There is a confluence of past and present in the collection, particularly of mountaineering tech and tradition. The silhouette is suitably layered and on the whole mixes tailoring with traditional yet technically advanced and luxurious outerwear. The shoulder is often built broadly to emphasise the masculine and heroic point of these garments.
There is a particular focus on furs and leathers in the outerwear; astrakhan, sheepskin, shearling, shaved beaver, fox and mink appear in and on blousons, parkas and overcoats – even as linings when not visible – in a palette of soft mountain greys, creams and tans. While down jackets utilize the elasticity, softness and durability of reindeer leather rendered in navy. Bull leather is found in a single piece to form fluid overcoats with laser cut pockets. The leatherwork in the collection often owes more to the strict maroquinerie of bag making than to that of clothing. Here, detail is all.
The figure of the gentleman climber is compared and contrasted with Bhutanese traditions and symbols; the checks and stripes of Bhutanese national dress inspire the mixed and matched patterns in much of the suiting in the collection. These fabrics are specially made in the finest of traditional English mills. Bhutanese blankets, specially woven from cashmere in the Kingdom, are transformed into ponchos. Traditional Bhutanese felts have their luxuriousness maximised by being formed in Yak hair and appear as almost seamless, soft structured jackets and coats with Himalayan stone buttons – stones from the top of Everest no less.
This season sees Jones commissioned the artists Jake and Dinos Chapman to supply key motifs in the collection. “I sat down with Jake Chapman and we talked through the idea of a Garden in Hell”, says Jones. “This was the phrase Diana Vreeland famously used to describe her apartment. It was something we both responded to, that and all of the unusual animals to be found in the Himalayas.”

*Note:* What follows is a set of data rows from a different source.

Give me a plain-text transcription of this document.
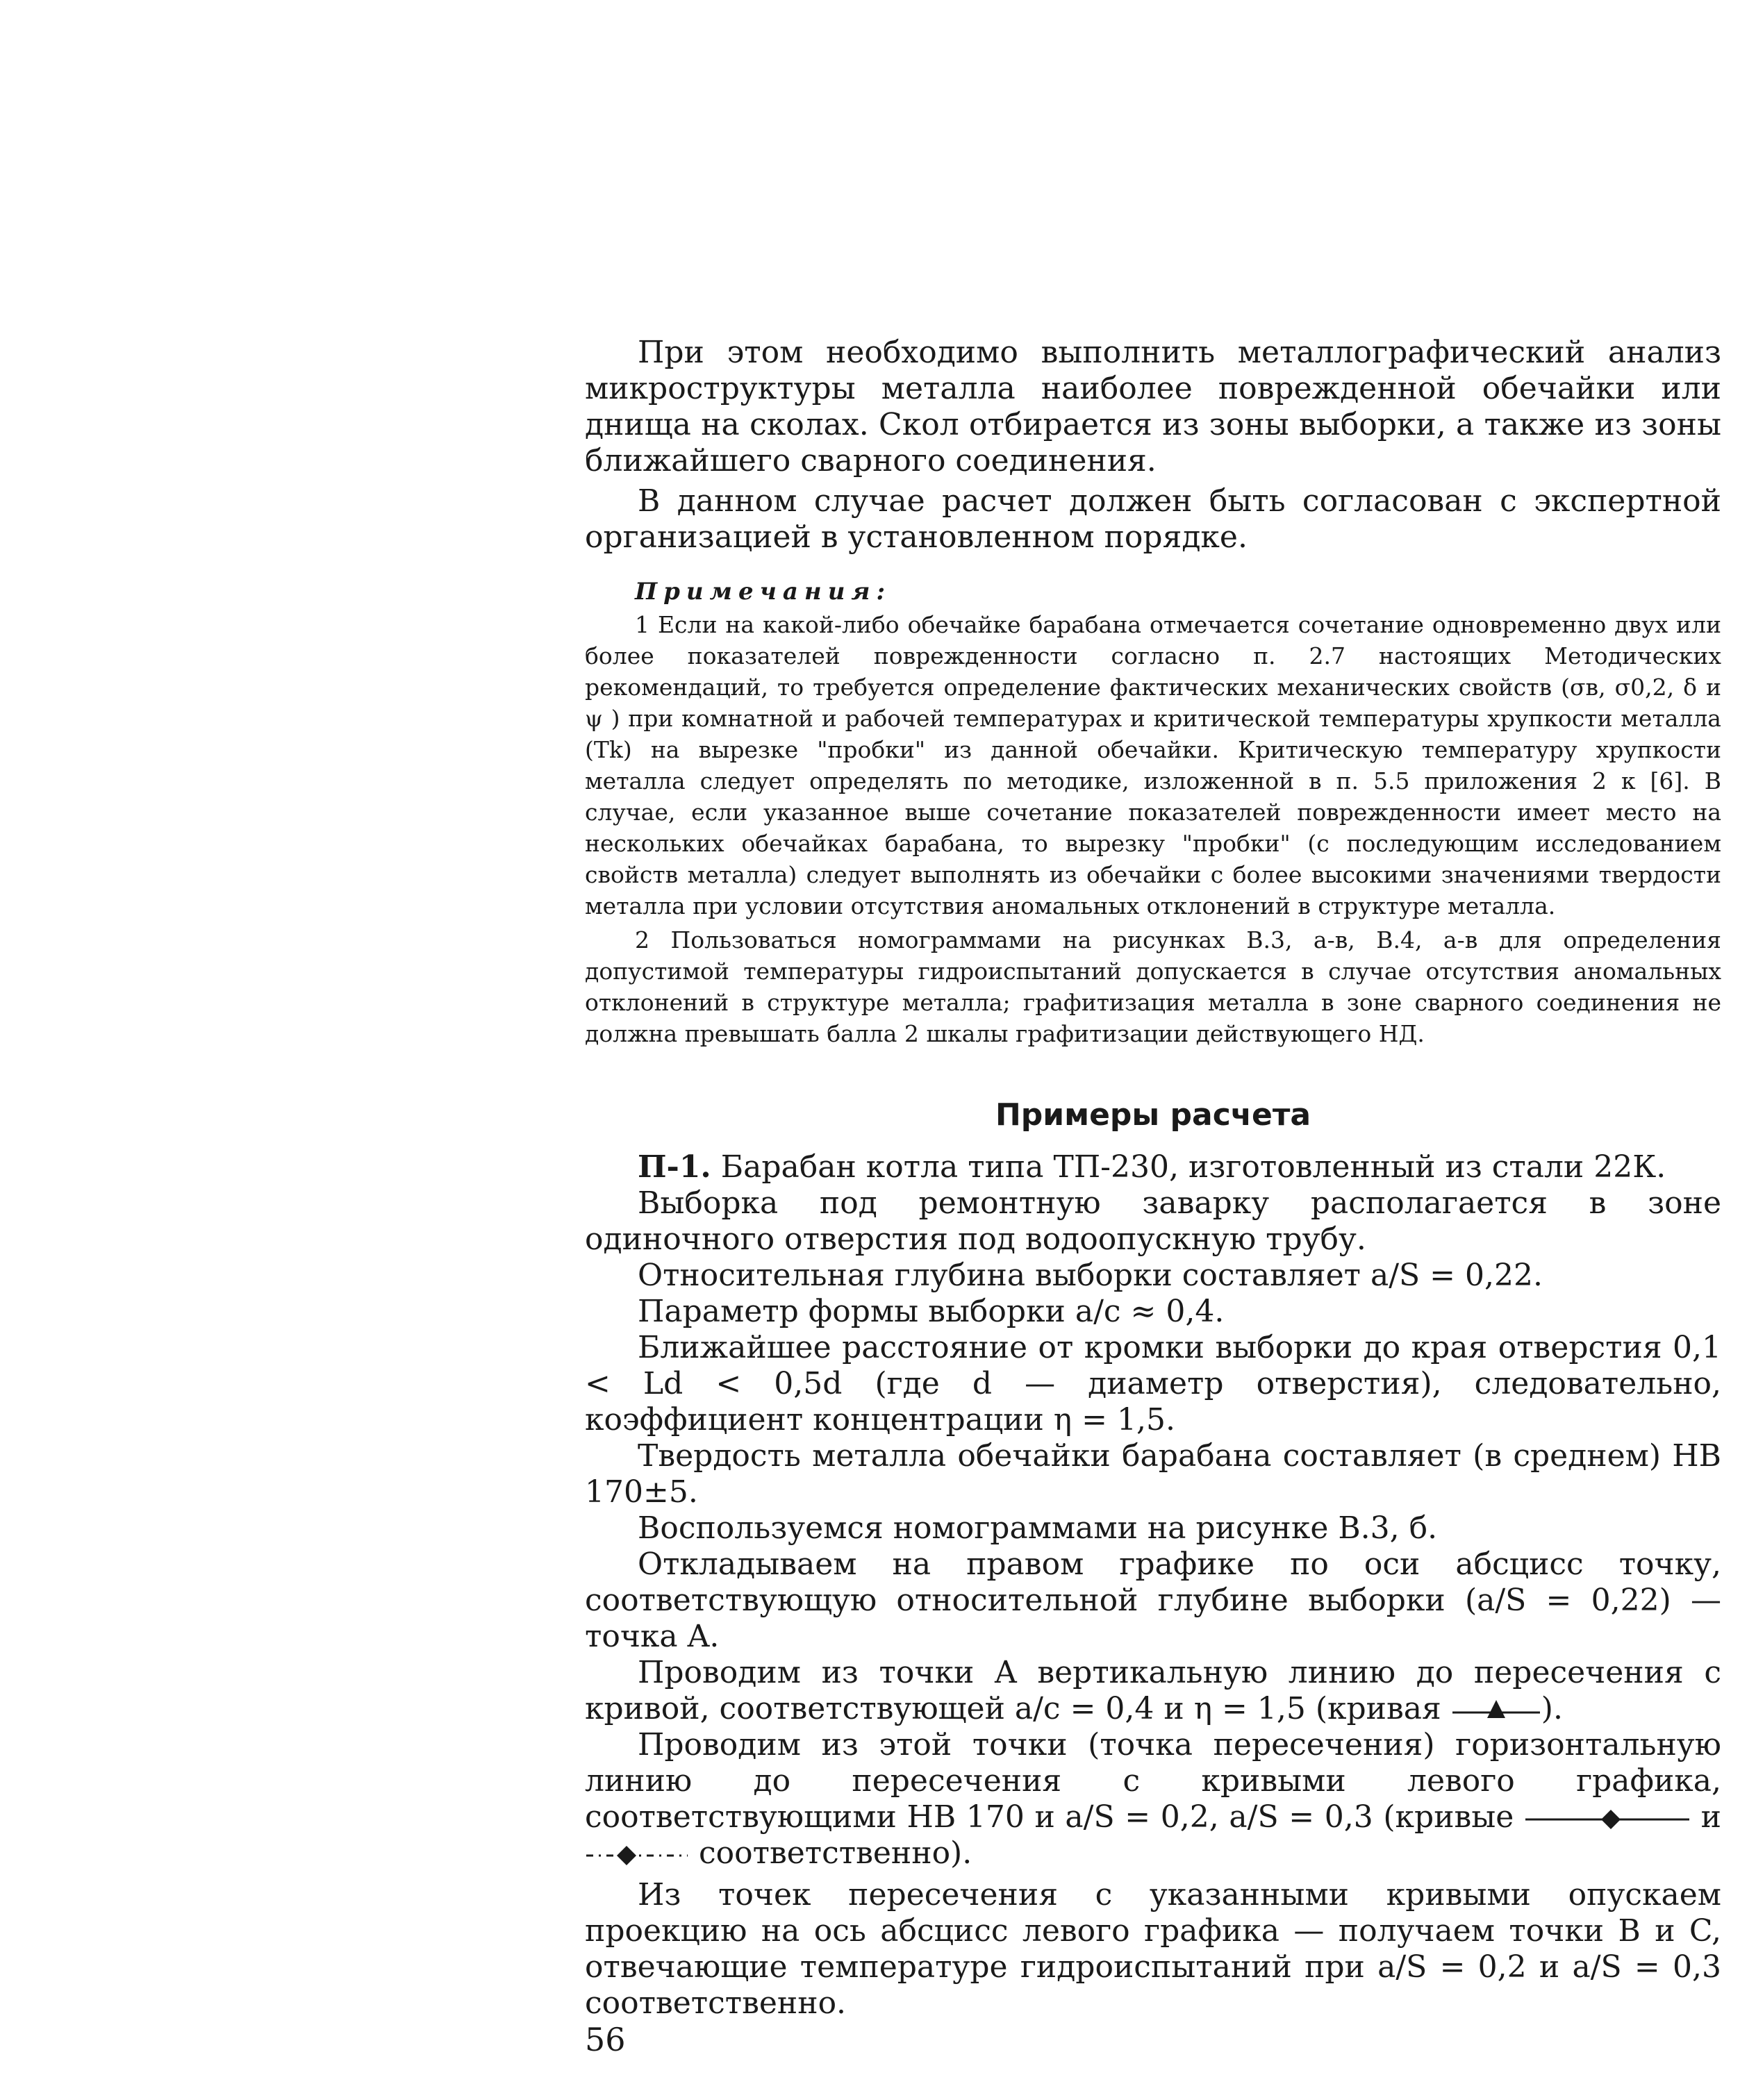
При этом необходимо выполнить металлографический анализ микроструктуры металла наиболее поврежденной обечайки или днища на сколах. Скол отбирается из зоны выборки, а также из зоны ближайшего сварного соединения.

В данном случае расчет должен быть согласован с экспертной организацией в установленном порядке.

Примечания:

1 Если на какой-либо обечайке барабана отмечается сочетание одновременно двух или более показателей поврежденности согласно п. 2.7 настоящих Методических рекомендаций, то требуется определение фактических механических свойств (σв, σ0,2, δ и ψ ) при комнатной и рабочей температурах и критической температуры хрупкости металла (Tk) на вырезке "пробки" из данной обечайки. Критическую температуру хрупкости металла следует определять по методике, изложенной в п. 5.5 приложения 2 к [6]. В случае, если указанное выше сочетание показателей поврежденности имеет место на нескольких обечайках барабана, то вырезку "пробки" (с последующим исследованием свойств металла) следует выполнять из обечайки с более высокими значениями твердости металла при условии отсутствия аномальных отклонений в структуре металла.

2 Пользоваться номограммами на рисунках В.3, а-в, В.4, а-в для определения допустимой температуры гидроиспытаний допускается в случае отсутствия аномальных отклонений в структуре металла; графитизация металла в зоне сварного соединения не должна превышать балла 2 шкалы графитизации действующего НД.

Примеры расчета

П-1. Барабан котла типа ТП-230, изготовленный из стали 22К.

Выборка под ремонтную заварку располагается в зоне одиночного отверстия под водоопускную трубу.

Относительная глубина выборки составляет a/S = 0,22.

Параметр формы выборки a/c ≈ 0,4.

Ближайшее расстояние от кромки выборки до края отверстия 0,1 < Ld < 0,5d (где d — диаметр отверстия), следовательно, коэффициент концентрации η = 1,5.

Твердость металла обечайки барабана составляет (в среднем) НВ 170±5.

Воспользуемся номограммами на рисунке В.3, б.

Откладываем на правом графике по оси абсцисс точку, соответствующую относительной глубине выборки (a/S = 0,22) — точка A.

Проводим из точки A вертикальную линию до пересечения с кривой, соответствующей a/c = 0,4 и η = 1,5 (кривая	).

Проводим из этой точки (точка пересечения) горизонтальную линию до пересечения с кривыми левого графика, соответствующими НВ 170 и a/S = 0,2, a/S = 0,3 (кривые	и  соответственно).

Из точек пересечения с указанными кривыми опускаем проекцию на ось абсцисс левого графика — получаем точки B и C, отвечающие температуре гидроиспытаний при a/S = 0,2 и a/S = 0,3 соответственно.

56
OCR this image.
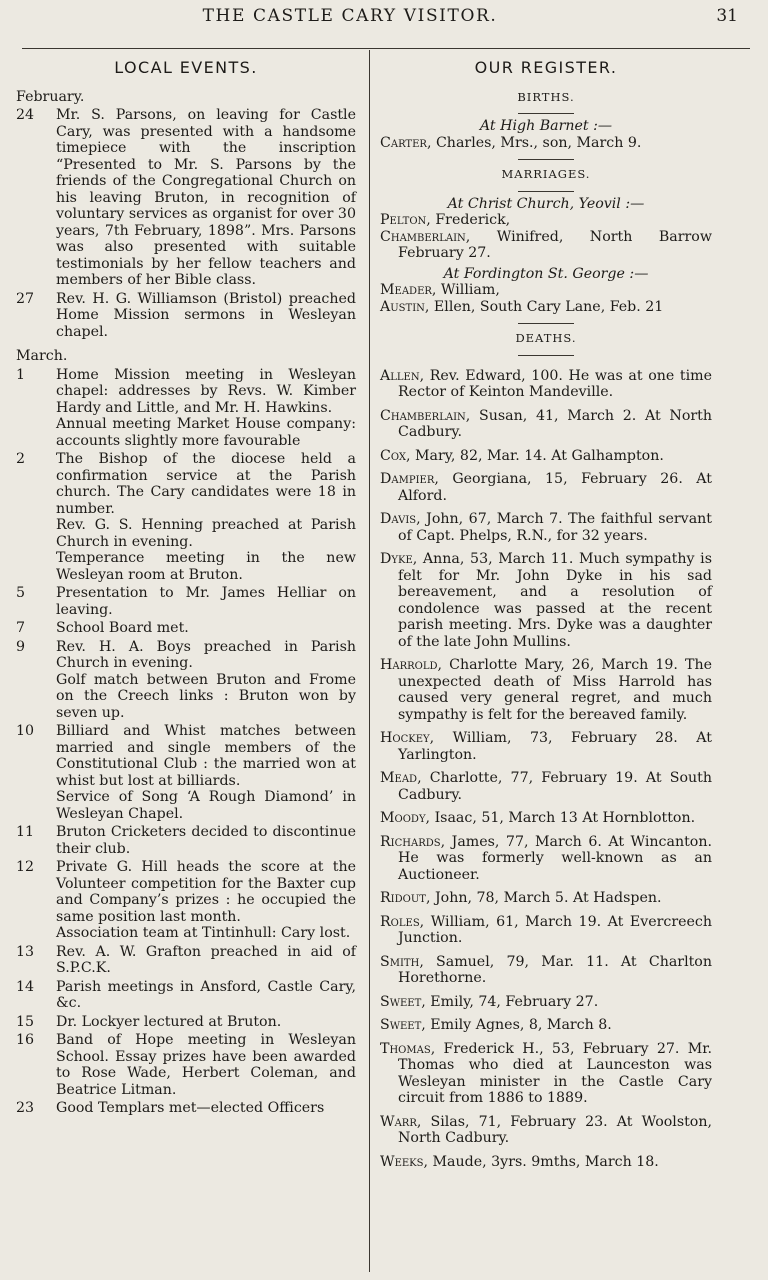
THE CASTLE CARY VISITOR.	31
LOCAL EVENTS.
February.
24	Mr. S. Parsons, on leaving for Castle Cary, was presented with a handsome timepiece with the inscription “Presented to Mr. S. Parsons by the friends of the Congregational Church on his leaving Bruton, in recognition of voluntary services as organist for over 30 years, 7th February, 1898”. Mrs. Parsons was also presented with suitable testimonials by her fellow teachers and members of her Bible class.

27	Rev. H. G. Williamson (Bristol) preached Home Mission sermons in Wesleyan chapel.

March.
1	Home Mission meeting in Wesleyan chapel: addresses by Revs. W. Kimber Hardy and Little, and Mr. H. Hawkins.

Annual meeting Market House company: accounts slightly more favourable

2	The Bishop of the diocese held a confirmation service at the Parish church. The Cary candidates were 18 in number.

Rev. G. S. Henning preached at Parish Church in evening.

Temperance meeting in the new Wesleyan room at Bruton.

5	Presentation to Mr. James Helliar on leaving.

7	School Board met.

9	Rev. H. A. Boys preached in Parish Church in evening.

Golf match between Bruton and Frome on the Creech links : Bruton won by seven up.

10	Billiard and Whist matches between married and single members of the Constitutional Club : the married won at whist but lost at billiards.

Service of Song ‘A Rough Diamond’ in Wesleyan Chapel.

11	Bruton Cricketers decided to discontinue their club.

12	Private G. Hill heads the score at the Volunteer competition for the Baxter cup and Company’s prizes : he occupied the same position last month.

Association team at Tintinhull: Cary lost.

13	Rev. A. W. Grafton preached in aid of S.P.C.K.

14	Parish meetings in Ansford, Castle Cary, &c.

15	Dr. Lockyer lectured at Bruton.

16	Band of Hope meeting in Wesleyan School. Essay prizes have been awarded to Rose Wade, Herbert Coleman, and Beatrice Litman.

23	Good Templars met—elected Officers

OUR REGISTER.
BIRTHS.
At High Barnet :—
Carter, Charles, Mrs., son, March 9.
MARRIAGES.
At Christ Church, Yeovil :—
Pelton, Frederick,
Chamberlain, Winifred, North Barrow February 27.
At Fordington St. George :—
Meader, William,
Austin, Ellen, South Cary Lane, Feb. 21
DEATHS.
Allen, Rev. Edward, 100. He was at one time Rector of Keinton Mandeville.
Chamberlain, Susan, 41, March 2. At North Cadbury.
Cox, Mary, 82, Mar. 14. At Galhampton.
Dampier, Georgiana, 15, February 26. At Alford.
Davis, John, 67, March 7. The faithful servant of Capt. Phelps, R.N., for 32 years.
Dyke, Anna, 53, March 11. Much sympathy is felt for Mr. John Dyke in his sad bereavement, and a resolution of condolence was passed at the recent parish meeting. Mrs. Dyke was a daughter of the late John Mullins.
Harrold, Charlotte Mary, 26, March 19. The unexpected death of Miss Harrold has caused very general regret, and much sympathy is felt for the bereaved family.
Hockey, William, 73, February 28. At Yarlington.
Mead, Charlotte, 77, February 19. At South Cadbury.
Moody, Isaac, 51, March 13 At Hornblotton.
Richards, James, 77, March 6. At Wincanton. He was formerly well-known as an Auctioneer.
Ridout, John, 78, March 5. At Hadspen.
Roles, William, 61, March 19. At Evercreech Junction.
Smith, Samuel, 79, Mar. 11. At Charlton Horethorne.
Sweet, Emily, 74, February 27.
Sweet, Emily Agnes, 8, March 8.
Thomas, Frederick H., 53, February 27. Mr. Thomas who died at Launceston was Wesleyan minister in the Castle Cary circuit from 1886 to 1889.
Warr, Silas, 71, February 23. At Woolston, North Cadbury.
Weeks, Maude, 3yrs. 9mths, March 18.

The designs commissioned to the Chapman Brothers appear in silk and cashmere prints and jacquards in red and navy respectively. These anthropomorphic animals and creatures also feature on accessories, charms and motifs throughout. They appear almost like the Chapman’s own spin on the Buddhist idea of “wrathful deities”, fearsome talismanic protectors from evil and a bridge between the natural and supernatural world this season. They are a linking narrative thread throughout, building to the tour de force “Garden in Hell” eveningwear finale at the end of the show. Here traditional tailoring shapes and materials of the fifties contribute a literal, masculine heavyweight feel as a counterpoint to the extreme opulence of the “Garden in Hell” motif.
Louis Vuitton x Chapman Brothers
Dinos Chapman was born in London in 1962 and Jake Chapman was born in Cheltenham in 1966. They both graduated from the Royal College of Art in 1990 and worked as assistants to Gilbert and George before beginning to collaborate in 1992. The Chapmans weave a vast range of associations into their work, using material from all areas of the cultural landscape including philosophical theory, art history and consumer culture. They engage with inflammatory subjects and use subversive strategies to produce works that defiantly refute straightforward interpretation.
The Chapman brothers were nominated for the Turner Prize in 2003.
“For Louis Vuitton’s Autumn-Winter 13-14 collection we were commissioned to create our own interpretation of a French baroque floral print. Using hand painted watercolour artworks from our archives, and inspired by the intricacies of Himalayan traditional arts, we added twisted and surprising elements to the creeping floral design; subverting and reinventing the classic.”